I read a sign on the wall: 'If possible, please do not smoke.' If possible?
The CBF library was almost useless. The book collection was neither comprehensive nor catalogued. It was also difficult to concentrate since the librarian was listening to his radio at full volume.
I remember wondering at the time where all the CBF's Nike money had gone, since it had obviously not been spent on sprucing up their offices. Or on training personnel in the art of good manners. If I had wanted any proof that the CBF was run – at least superficially – like the worst type of state firm, then I had found it on my first day out.

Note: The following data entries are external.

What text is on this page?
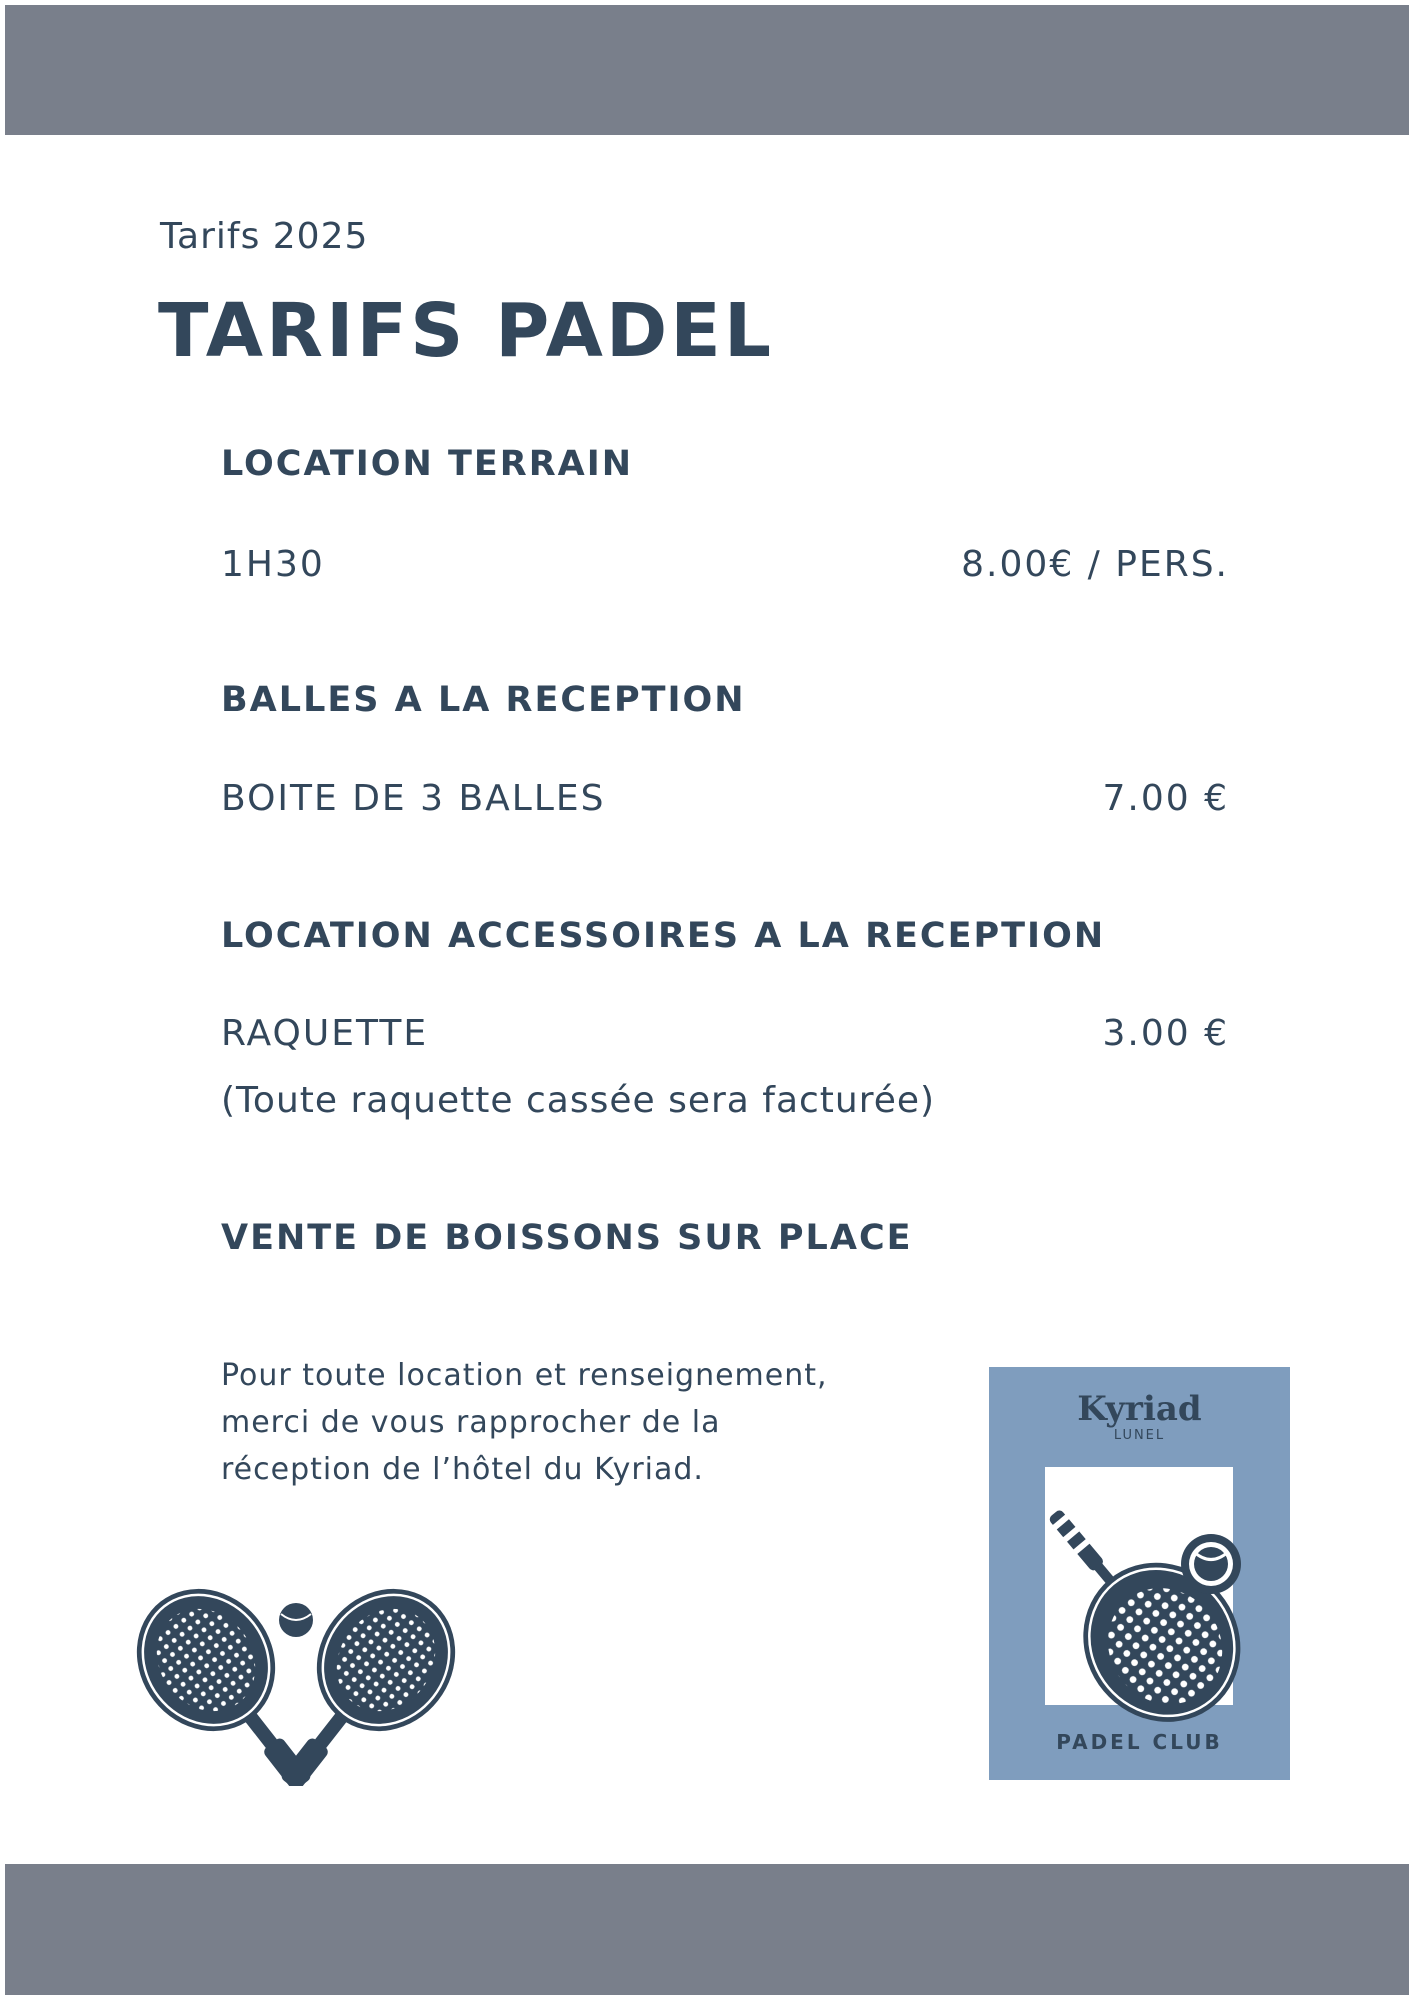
Tarifs 2025
TARIFS PADEL
LOCATION TERRAIN
1H30	8.00€ / PERS.
BALLES A LA RECEPTION
BOITE DE 3 BALLES	7.00 €
LOCATION ACCESSOIRES A LA RECEPTION
RAQUETTE	3.00 €
(Toute raquette cassée sera facturée)
VENTE DE BOISSONS SUR PLACE
Pour toute location et renseignement,
merci de vous rapprocher de la
réception de l’hôtel du Kyriad.
Kyriad
LUNEL
PADEL CLUB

Within Brazil, the CBF is seen in much the same way as all authority; untrustworthy, incompetent and corrupt. Its international nadir came at about 9pm on 19 December 1983. Two men entered the Rua da Alfandega offices. They bound, gagged and blindfolded the night watchman and took the lift to the ninth floor – where the Jules Rimet Cup was kept.
The World Cup's gold trophy had been given to Brazil for keeps after they won the tournament, in 1970, for the third time. To safeguard the prize, the CBF owned a replica cup and had a cabinet fronted with bullet-proof glass. Yet in its wisdom, the CBF kept the replica hidden in a cupboard and the bullet-proof cabinet was nailed into the wall – which meant that any half-brained thief only needed a crowbar to prise it open from the back. The robbery lasted twenty minutes and the Jules Rimet Cup was never seen again.
(Four people were eventually convicted for their part in the crime, although the details of what happened are still unclear. It is understood that the cup, made of 1.8kg of gold, was sawn into pieces and melted down into bars.)